Suspiro resignada asumiendo que mi estadía acá va a ser infernal. Kira se acerca y me abraza tratando de consolarme debido a que sabe todo lo que sufrí por mis padres y que el actúe así me reafirma el hecho de que hubiera sido preferible que me abortaran a traerme a este mundo para abandonarme y hacerme sufrir. Soy sacada de mis pensamientos cuando viene el coronel Posse y nos ordena que formemos filas.
-¿Piensan que están de vacaciones?- nos grita- ese pensamiento lo abandonaran pronto- dice riendo.
-Empiecen a trotar- grita el teniente Juseff y todos hacemos caso.
Es agitador ya llevamos una hora corriendo pero ninguno se queja, después de eso nos hace hacer flexiones y abdominales para después pasar por varios ejercicios de arrastres y trepadas. Cuando al fin terminamos, agotados, sucios y sin fuerzas el coronel hace su presencia.
-Si piensan que esto fue duro, no se imaginan lo que viene en los próximos días. Solo los más aptos serán parte de mi grupo, el que no sirve lo expulsare. ¿Está claro?
-Si señor- gritamos todos.
-No escucho, ¿Está claro?
-Si señor- volvemos a gritar más fuerte.
-Pueden ir a descansar- ordena.
Cuando me estoy dirigiendo con el grupo rumbo a las barracas soy interrumpida por el coronel.
-Teniente Russo, no tan rapido- dice.
-Coronel, en qué puedo ayudarlo- digo mordiendome la lengua para no insultarlo.
-Usted tiene una tarea mas- me dice.
-¿Cuál sería esa?
-Los baños, le toca limpiar los baños.
-Pense que había gente para eso- digo.
-Y la hay, Pero decidí que lo harías vos. ¿Algún problema?
-Ninguno mi coronel, enseguida voy hacia allá.
-Ahora- ordena y no me voy a poner a discutir.
Cambio el rumbo de mi marcha y me dirijo a los baños, para eso tengo que pasar por el callejón que separa nuestro edificio del de mi padre y lo que veo me deja en shock, la joven que se acuesta al lado mío está siendo besada por mi padre y le está metiendo mano por todas partes. Los escucho hablar.
-Nena me volves loco- le dice.
-Pedro nos van a ver, no podemos hacerlo acá.
-No me importa no puedo aguantarme mas- dice y la hora para que mire la pared mientras le baja el pantalón.
No puedo ante esta situación y me voy, lo que menos quiero es ver a mi padre cogiendo con mi compañera de habitación.
Trato de no pensar, juro que lo intento pero me da bronca que a mí me ignora y a ella le suplicaba por un polvo. Estoy distraída y no escucho cuando entra Posse a los baños.
Se acerca tanto a mi que cuando doy un paso atrás lo choco.

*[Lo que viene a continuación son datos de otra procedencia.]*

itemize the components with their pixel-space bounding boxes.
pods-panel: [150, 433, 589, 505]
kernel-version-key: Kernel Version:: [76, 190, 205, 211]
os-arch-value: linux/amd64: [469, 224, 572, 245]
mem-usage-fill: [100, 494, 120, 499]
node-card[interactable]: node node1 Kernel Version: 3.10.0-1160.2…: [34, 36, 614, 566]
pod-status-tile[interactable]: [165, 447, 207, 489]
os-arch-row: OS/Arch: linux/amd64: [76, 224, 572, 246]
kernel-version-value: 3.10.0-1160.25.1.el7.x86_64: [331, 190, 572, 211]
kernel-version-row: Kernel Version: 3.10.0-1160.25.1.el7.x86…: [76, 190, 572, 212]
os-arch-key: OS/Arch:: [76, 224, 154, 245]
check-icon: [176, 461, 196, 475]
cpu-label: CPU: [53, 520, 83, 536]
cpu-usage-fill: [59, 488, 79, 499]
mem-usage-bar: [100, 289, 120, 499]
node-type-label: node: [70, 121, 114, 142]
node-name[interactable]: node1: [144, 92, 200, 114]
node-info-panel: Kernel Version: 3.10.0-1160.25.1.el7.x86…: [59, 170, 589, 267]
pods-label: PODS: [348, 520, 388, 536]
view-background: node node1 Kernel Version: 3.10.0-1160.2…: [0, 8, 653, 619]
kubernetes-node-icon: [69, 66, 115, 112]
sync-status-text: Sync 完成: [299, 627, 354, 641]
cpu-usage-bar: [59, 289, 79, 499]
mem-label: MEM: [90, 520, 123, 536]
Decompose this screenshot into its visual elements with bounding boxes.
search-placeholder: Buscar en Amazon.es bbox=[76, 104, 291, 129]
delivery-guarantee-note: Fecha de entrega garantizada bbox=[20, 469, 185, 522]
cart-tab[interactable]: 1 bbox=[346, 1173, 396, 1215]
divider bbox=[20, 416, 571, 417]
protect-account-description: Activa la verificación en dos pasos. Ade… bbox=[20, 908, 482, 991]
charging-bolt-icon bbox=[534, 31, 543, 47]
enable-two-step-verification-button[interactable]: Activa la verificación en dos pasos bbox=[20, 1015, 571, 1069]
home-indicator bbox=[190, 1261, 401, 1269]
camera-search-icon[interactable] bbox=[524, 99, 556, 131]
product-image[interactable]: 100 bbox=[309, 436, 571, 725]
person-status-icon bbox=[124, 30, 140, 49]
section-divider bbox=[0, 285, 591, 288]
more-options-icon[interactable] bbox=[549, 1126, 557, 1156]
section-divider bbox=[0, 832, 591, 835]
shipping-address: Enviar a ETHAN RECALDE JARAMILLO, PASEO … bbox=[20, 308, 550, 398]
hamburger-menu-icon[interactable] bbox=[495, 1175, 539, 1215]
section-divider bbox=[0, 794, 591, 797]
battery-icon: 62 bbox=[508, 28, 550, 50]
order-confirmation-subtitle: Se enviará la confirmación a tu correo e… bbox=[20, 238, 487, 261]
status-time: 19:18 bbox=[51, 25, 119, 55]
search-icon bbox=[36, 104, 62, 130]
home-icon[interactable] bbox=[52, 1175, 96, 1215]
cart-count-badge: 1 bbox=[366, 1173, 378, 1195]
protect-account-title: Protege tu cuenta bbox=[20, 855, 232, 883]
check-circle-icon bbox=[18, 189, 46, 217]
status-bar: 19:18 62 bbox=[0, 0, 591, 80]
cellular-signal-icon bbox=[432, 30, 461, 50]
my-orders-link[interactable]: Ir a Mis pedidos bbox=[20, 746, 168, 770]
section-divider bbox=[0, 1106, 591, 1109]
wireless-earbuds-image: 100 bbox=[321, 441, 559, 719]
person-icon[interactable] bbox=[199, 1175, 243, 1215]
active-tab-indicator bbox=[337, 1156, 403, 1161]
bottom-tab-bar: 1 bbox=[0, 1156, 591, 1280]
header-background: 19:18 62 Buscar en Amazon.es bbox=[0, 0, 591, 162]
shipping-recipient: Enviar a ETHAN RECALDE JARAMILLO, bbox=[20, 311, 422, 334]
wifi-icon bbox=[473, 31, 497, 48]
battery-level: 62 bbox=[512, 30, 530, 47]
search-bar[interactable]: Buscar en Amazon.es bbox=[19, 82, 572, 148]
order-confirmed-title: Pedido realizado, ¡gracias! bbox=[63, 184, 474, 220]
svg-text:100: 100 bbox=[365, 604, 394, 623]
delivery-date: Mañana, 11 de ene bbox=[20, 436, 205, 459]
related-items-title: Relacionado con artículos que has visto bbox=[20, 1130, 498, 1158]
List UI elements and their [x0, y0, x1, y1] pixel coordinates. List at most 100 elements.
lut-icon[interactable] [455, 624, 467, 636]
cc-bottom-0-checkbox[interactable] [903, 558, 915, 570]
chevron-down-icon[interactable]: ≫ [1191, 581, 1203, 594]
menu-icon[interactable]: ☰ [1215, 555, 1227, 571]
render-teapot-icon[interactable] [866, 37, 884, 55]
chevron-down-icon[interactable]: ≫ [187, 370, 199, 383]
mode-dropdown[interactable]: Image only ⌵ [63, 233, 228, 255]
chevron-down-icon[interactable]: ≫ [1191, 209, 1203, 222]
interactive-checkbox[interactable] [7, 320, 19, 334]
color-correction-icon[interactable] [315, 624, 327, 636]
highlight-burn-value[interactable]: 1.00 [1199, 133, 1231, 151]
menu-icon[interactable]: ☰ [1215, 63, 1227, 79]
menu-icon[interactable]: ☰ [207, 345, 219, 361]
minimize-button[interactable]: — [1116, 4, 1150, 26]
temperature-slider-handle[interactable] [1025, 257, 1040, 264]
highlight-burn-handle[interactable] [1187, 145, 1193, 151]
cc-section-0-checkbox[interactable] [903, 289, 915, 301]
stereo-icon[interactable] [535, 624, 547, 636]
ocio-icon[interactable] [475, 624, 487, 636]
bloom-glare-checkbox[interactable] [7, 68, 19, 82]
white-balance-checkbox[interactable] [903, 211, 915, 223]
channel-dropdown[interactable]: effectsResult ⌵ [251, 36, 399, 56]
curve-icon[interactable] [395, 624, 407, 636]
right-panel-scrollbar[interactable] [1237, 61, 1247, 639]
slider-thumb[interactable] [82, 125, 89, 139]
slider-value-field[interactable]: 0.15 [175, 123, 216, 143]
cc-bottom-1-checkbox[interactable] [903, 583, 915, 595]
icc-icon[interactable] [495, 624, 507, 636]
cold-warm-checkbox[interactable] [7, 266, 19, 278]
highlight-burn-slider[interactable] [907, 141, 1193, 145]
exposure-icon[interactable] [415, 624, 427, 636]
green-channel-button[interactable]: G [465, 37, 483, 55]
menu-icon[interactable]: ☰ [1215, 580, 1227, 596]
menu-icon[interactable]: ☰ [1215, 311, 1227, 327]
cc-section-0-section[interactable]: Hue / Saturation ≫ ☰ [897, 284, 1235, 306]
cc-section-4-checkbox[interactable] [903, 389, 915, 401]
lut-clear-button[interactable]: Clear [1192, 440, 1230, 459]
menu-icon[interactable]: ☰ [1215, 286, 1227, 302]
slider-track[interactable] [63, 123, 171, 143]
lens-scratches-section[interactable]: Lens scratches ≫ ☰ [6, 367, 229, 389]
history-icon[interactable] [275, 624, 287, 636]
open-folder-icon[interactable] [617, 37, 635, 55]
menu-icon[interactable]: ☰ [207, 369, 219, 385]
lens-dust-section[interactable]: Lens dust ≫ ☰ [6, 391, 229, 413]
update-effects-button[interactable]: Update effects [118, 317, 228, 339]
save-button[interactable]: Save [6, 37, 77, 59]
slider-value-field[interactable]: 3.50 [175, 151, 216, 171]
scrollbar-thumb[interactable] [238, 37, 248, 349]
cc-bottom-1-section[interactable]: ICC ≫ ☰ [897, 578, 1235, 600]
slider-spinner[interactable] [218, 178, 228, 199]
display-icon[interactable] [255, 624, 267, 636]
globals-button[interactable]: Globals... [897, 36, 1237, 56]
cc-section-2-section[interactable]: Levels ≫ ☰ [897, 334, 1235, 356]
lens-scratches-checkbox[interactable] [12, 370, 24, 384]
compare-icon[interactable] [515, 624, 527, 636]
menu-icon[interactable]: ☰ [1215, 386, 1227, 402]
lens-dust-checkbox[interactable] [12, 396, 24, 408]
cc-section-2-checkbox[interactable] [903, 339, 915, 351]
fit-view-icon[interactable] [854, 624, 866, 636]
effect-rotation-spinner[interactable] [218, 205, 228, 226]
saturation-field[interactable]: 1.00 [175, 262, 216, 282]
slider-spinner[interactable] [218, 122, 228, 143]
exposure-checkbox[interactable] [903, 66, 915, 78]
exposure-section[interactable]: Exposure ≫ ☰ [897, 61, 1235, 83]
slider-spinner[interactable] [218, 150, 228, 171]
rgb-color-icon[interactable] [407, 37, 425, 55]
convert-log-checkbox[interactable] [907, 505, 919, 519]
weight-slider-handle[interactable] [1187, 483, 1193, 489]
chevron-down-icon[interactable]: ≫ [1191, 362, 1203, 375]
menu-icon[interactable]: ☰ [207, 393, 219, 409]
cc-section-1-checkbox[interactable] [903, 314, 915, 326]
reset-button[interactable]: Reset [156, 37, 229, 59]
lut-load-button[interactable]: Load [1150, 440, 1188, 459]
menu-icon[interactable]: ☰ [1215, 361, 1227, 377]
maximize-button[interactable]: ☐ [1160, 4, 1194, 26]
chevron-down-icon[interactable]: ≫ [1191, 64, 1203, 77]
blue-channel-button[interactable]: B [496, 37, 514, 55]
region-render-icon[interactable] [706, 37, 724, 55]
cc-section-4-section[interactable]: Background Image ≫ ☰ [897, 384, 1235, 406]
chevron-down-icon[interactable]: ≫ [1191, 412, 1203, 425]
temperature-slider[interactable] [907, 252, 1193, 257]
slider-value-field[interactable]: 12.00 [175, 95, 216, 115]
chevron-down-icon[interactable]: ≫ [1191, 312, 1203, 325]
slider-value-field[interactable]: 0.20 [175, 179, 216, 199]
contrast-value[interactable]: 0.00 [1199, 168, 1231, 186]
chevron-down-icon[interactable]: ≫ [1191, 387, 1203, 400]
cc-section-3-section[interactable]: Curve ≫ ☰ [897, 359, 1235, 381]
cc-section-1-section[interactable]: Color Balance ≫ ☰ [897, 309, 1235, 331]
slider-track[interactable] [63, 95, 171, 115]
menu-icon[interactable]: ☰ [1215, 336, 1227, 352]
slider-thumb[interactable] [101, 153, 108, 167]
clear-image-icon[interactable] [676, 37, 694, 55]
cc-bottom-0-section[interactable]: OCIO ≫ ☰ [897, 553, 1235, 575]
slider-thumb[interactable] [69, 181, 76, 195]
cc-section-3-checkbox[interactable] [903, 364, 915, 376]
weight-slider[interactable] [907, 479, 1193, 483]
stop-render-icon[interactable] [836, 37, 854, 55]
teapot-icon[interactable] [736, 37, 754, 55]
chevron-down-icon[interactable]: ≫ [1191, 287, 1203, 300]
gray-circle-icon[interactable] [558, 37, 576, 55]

-Oh dios, me asusto señor- digo y el se queda pegado a mi y sujetando mi brazo.
-¿Distraida teniente?¿En qué pensabas?
-No solo hacia mi trabajo- digo y trato de soltarme Pero me sujeta más fuerte.
-Señor- escucho y es la voz de Juseff - lo buscan en su oficina.
-Que te dije de interrumpir - le recrimina.
-El almirante está acá preguntando por usted ¿Le digo que lo espere?- dice irónico Juseff.
-Infeliz te salvas porque sos eficiente- le dice saliendo del baño y chocando lo en el paso.
-Alejate de él - me dice Juseff.
-Yo no lo busque.
-Es una advertencia, no es un buen hombre.
-Te agradezco.
-Ahora vete a descansar- me dice y sale del baño.
Cuando llegó a las barracas me tiró en la cama y siento que mi cuerpo pesa una tonelada, ni siquiera ceno y decido dormir. Creo que mi cuerpo está en mi contra ya que no logro hacerlo y lo único que pienso es en ese hombre desconocido y en lo bien que la pasamos, en sus besos sus caricias y solo pienso en lo bueno que seria volver a verlo y estar en sus brazos.
Sacudo la cabeza y salgo de mis pensamientos,soy una tonta por pensar en él ni siquiera se su nombre, si es soltero o casado o si siquiera le gustaría volver a verme. Me siento una niña tonta enamorada de un desconocido el cual seguro se olvidó de mi en el momento que me aleje de él.